| High fat atkins diet confounds experts { May 22 2003 } Original Source Link: (May no longer be active) http://www.timesonline.co.uk/article/0,,2-688185,00.htmlhttp://www.timesonline.co.uk/article/0,,2-688185,00.html
May 22, 2003
High-fat Atkins diet confounds experts By Nigel Hawkes, Health Editor DR ROBERT ATKINS, the much derided diet guru who told his followers to fill up with fat, may have been right. Two studies in the ultra-respectable New England Journal of Medicine show that overweight people following his controversial diet lose more weight than those on a conventional low-calorie diet, and emerge at the end with higher levels of the good form of cholesterol.
The results will surprise many dieticians, who have claimed for at least two decades that eating fat is the cause of the Western world’s increasing girth. They will also worry that the results may encourage people to take up a diet very low in fruit and vegetables, and in fibre, offending against two more dietary shibboleths.
Neither study investigated potential long-term effects, which could include kidney damage and bone loss through lack of calcium.
Many of the world’s most glamorous stars have claimed that the Atkins diet is their secret to staying slim.
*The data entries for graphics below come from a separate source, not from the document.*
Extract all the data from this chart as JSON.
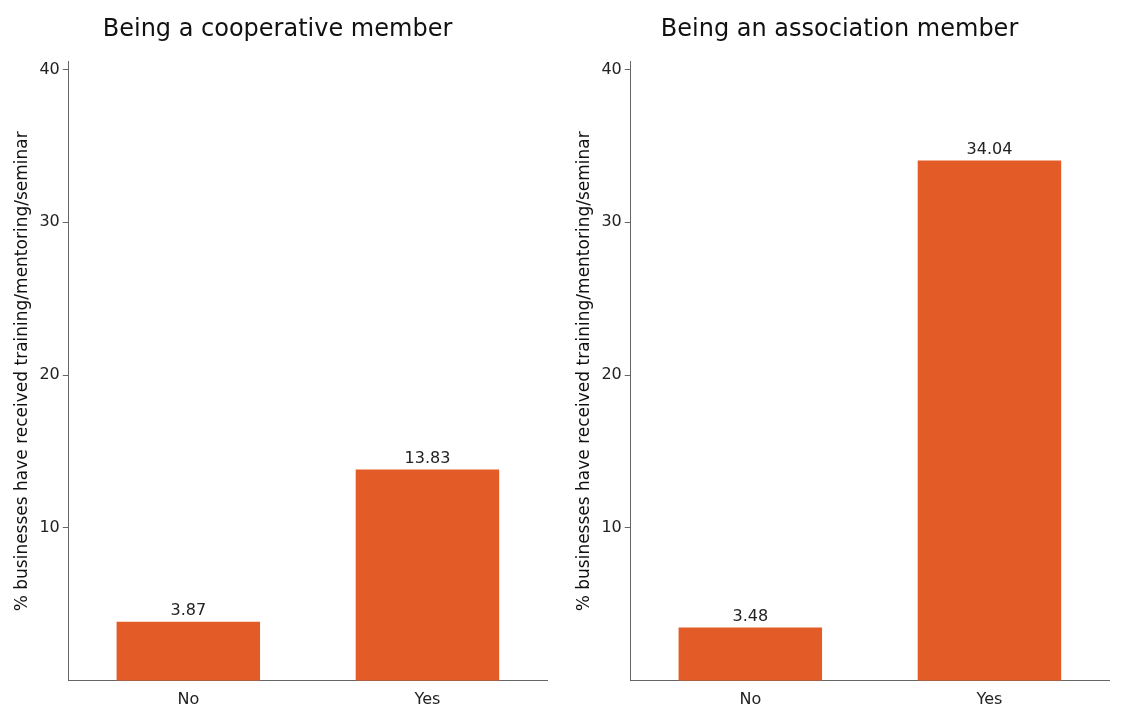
{
  "chart_data": [
    {
      "type": "bar",
      "title": "Being a cooperative member",
      "ylabel": "% businesses have received training/mentoring/seminar",
      "categories": [
        "No",
        "Yes"
      ],
      "values": [
        3.87,
        13.83
      ],
      "color": "#e35b26",
      "ylim": [
        0,
        40.5
      ],
      "yticks": [
        10,
        20,
        30,
        40
      ],
      "grid": false,
      "legend": false,
      "data_labels": true
    },
    {
      "type": "bar",
      "title": "Being an association member",
      "ylabel": "% businesses have received training/mentoring/seminar",
      "categories": [
        "No",
        "Yes"
      ],
      "values": [
        3.48,
        34.04
      ],
      "color": "#e35b26",
      "ylim": [
        0,
        40.5
      ],
      "yticks": [
        10,
        20,
        30,
        40
      ],
      "grid": false,
      "legend": false,
      "data_labels": true
    }
  ]
}
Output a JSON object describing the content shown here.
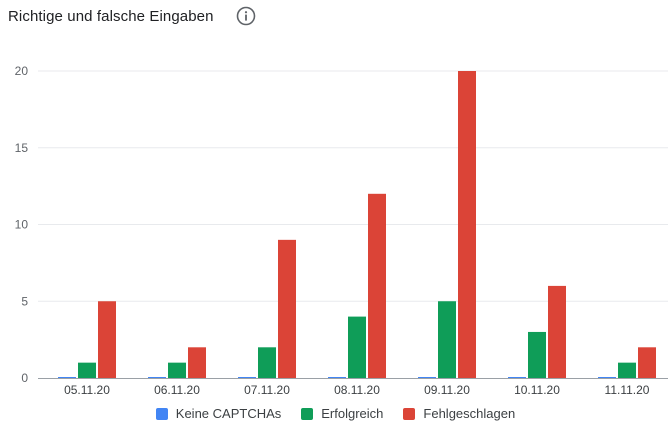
{
  "header": {
    "title": "Richtige und falsche Eingaben",
    "info_icon": "info-icon"
  },
  "chart_data": {
    "type": "bar",
    "title": "Richtige und falsche Eingaben",
    "xlabel": "",
    "ylabel": "",
    "categories": [
      "05.11.20",
      "06.11.20",
      "07.11.20",
      "08.11.20",
      "09.11.20",
      "10.11.20",
      "11.11.20"
    ],
    "ylim": [
      0,
      20
    ],
    "yticks": [
      0,
      5,
      10,
      15,
      20
    ],
    "grid": true,
    "legend_position": "bottom",
    "series": [
      {
        "name": "Keine CAPTCHAs",
        "color": "#4285f4",
        "values": [
          0,
          0,
          0,
          0,
          0,
          0,
          0
        ]
      },
      {
        "name": "Erfolgreich",
        "color": "#0f9d58",
        "values": [
          1,
          1,
          2,
          4,
          5,
          3,
          1
        ]
      },
      {
        "name": "Fehlgeschlagen",
        "color": "#db4437",
        "values": [
          5,
          2,
          9,
          12,
          20,
          6,
          2
        ]
      }
    ]
  }
}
Less than three months after giving birth, Catherine Zeta-Jones had shed 50lb, which she credited to her “high-fat” diet.
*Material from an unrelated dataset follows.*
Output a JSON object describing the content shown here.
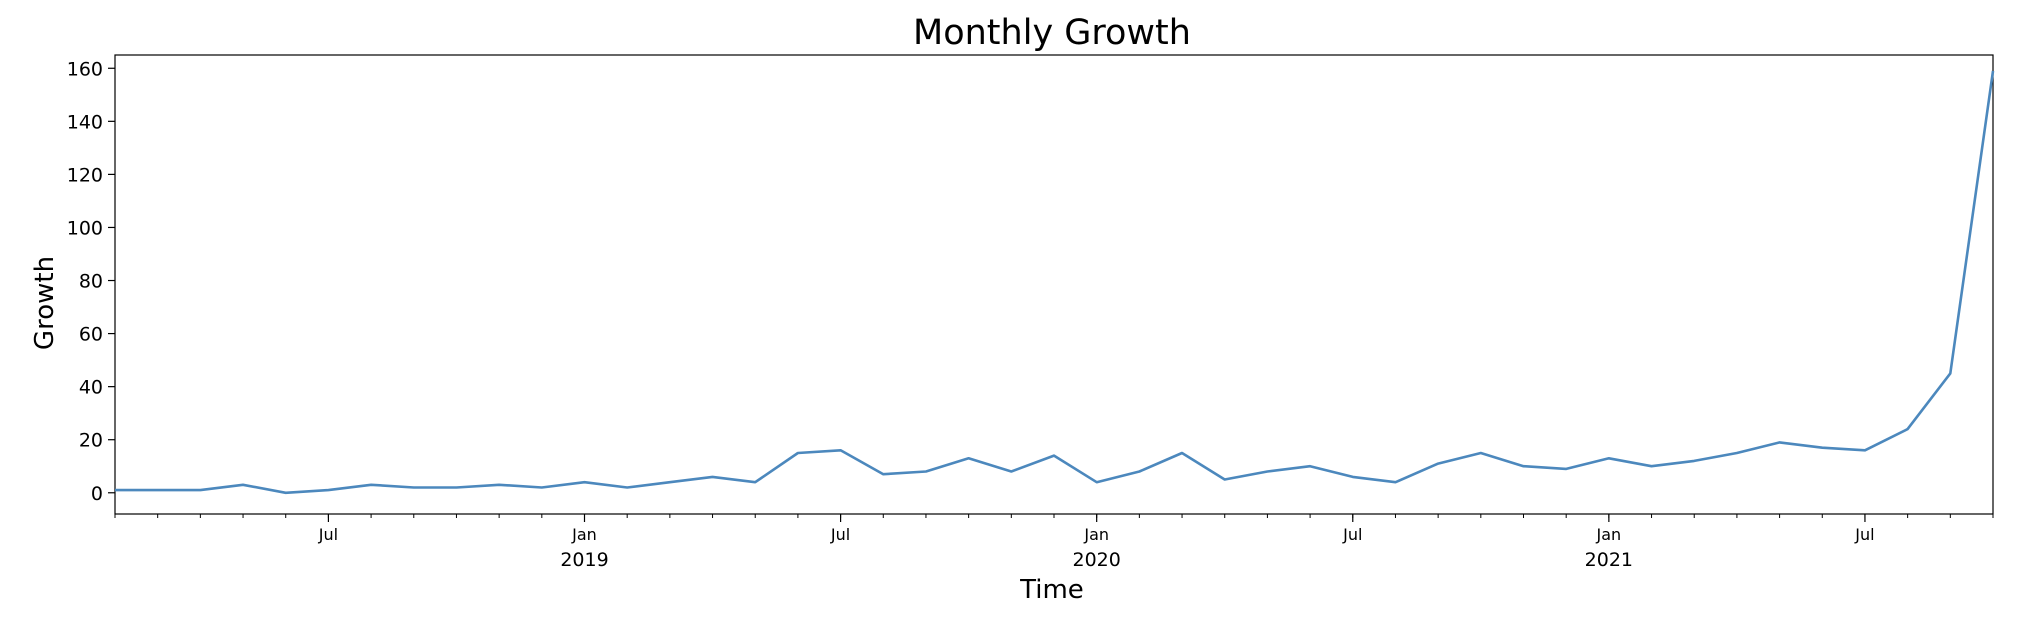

Other stars claim to have kept their famous figures thanks in no small part to Dr Atkins. The pop singers Jennifer Lopez and Geri Halliwell both follow the diet, as do the actresses Julia Roberts, Minnie Driver and Jennifer Aniston as well as her husband, Brad Pitt.
One of the new studies, led by researchers from the Weight and Eating Disorders Programme at the University of Pennsylvania School of Medicine, studied 63 obese men and women. They were all in their mid-40s, and weighed an average of 97kg (15st 6lb).
Half were given a copy of Dr Atkins’s New Diet Revolution and asked to follow it. The other half were prescribed a low-calorie diet (1,200-1,500 calories a day for women, 1,500-1,800 for men) made up of 60 per cent carbohydrates, 25 per cent fat, and 15 per cent protein.
The Atkins diet prescribes meat, fish, eggs, cheese, butter, oil and a few salad leaves. For the first fortnight followers must eat only 20g of carbohydrate a day (a single banana is 22g), cutting out bread, pasta, most vegetables, rice, potatoes, biscuits, sugar, milk and yogurt.
After two weeks carbohydrate intakes double, but remain very low. It also recommds taking a series of nutrional supplements.
Over the first three months of the University of Pennsylvania study Dr Atkins advice was the most effective by a big margin — an average of 14.7lb lost, against 5.8lb.
Over six months, Atkins’s followers lost 15.2lb against 6.9lb, but over a year the gap had narrowed significantly. The Atkins group had lost 9.5lb, reversing some of their earlier gains, while the other group had also gone backwards, losing 5.4lb.
The second study involved 132 men and women who were severely obese, averaging over 20 stone. Half were put on a low carbohydrate diet (30g a day) with no limit on fats, and half on a low-fat diet, calorie- restricted and with no more than 30 per cent of energy from fat.
Over six months the lowcarbohydrate group lost 13lb, compared with 4lb in the low-fat group. Both trials showed that the low-carbohydrate diets improved the profile of blood lipids — cholesterol and trigyclerides that can contribute to clogged arteries.
Even more remarkably, the second trial included some participants with diabetes, whose control of insulin improved much more on the low-carbohydrate diets than it did on the low-fat version.
Frederick Samaha, of the Philadelphia Veterans Administration Medical Centre, who led the second study, said: “The metabolic effects were fairly impressive.”
He said that results underscored the paradox that the more people follow “healthy eating” guidelines and cut fat, the more obese the population becomes. “People have gotten the message loud and clear, they are restricting their fat,” Dr Samaha added.
“But they are still overeating. And when they overeat carbohydrates, they remain overweight and perhaps even exacerbate the development of diabetes, unfavourable lipids and heart disease. There were some aspects of what Dr Atkins was saying that were not being taken seriously, and perhaps should have been.”
Gary Foster, who led the other study, said: “Widely recommended low-carbohydrate approaches may be premature, but our initial finding suggests that such diets may not have the adverse effects that were anticipated.”
Sara Stanner, senior nutrition scientist at the British Nutrition Foundation, said: “A lot of people get quite unpleasant side-effects from the Atkins diet, and the fact that it is low in fibre has implications for cancer and heart disease.”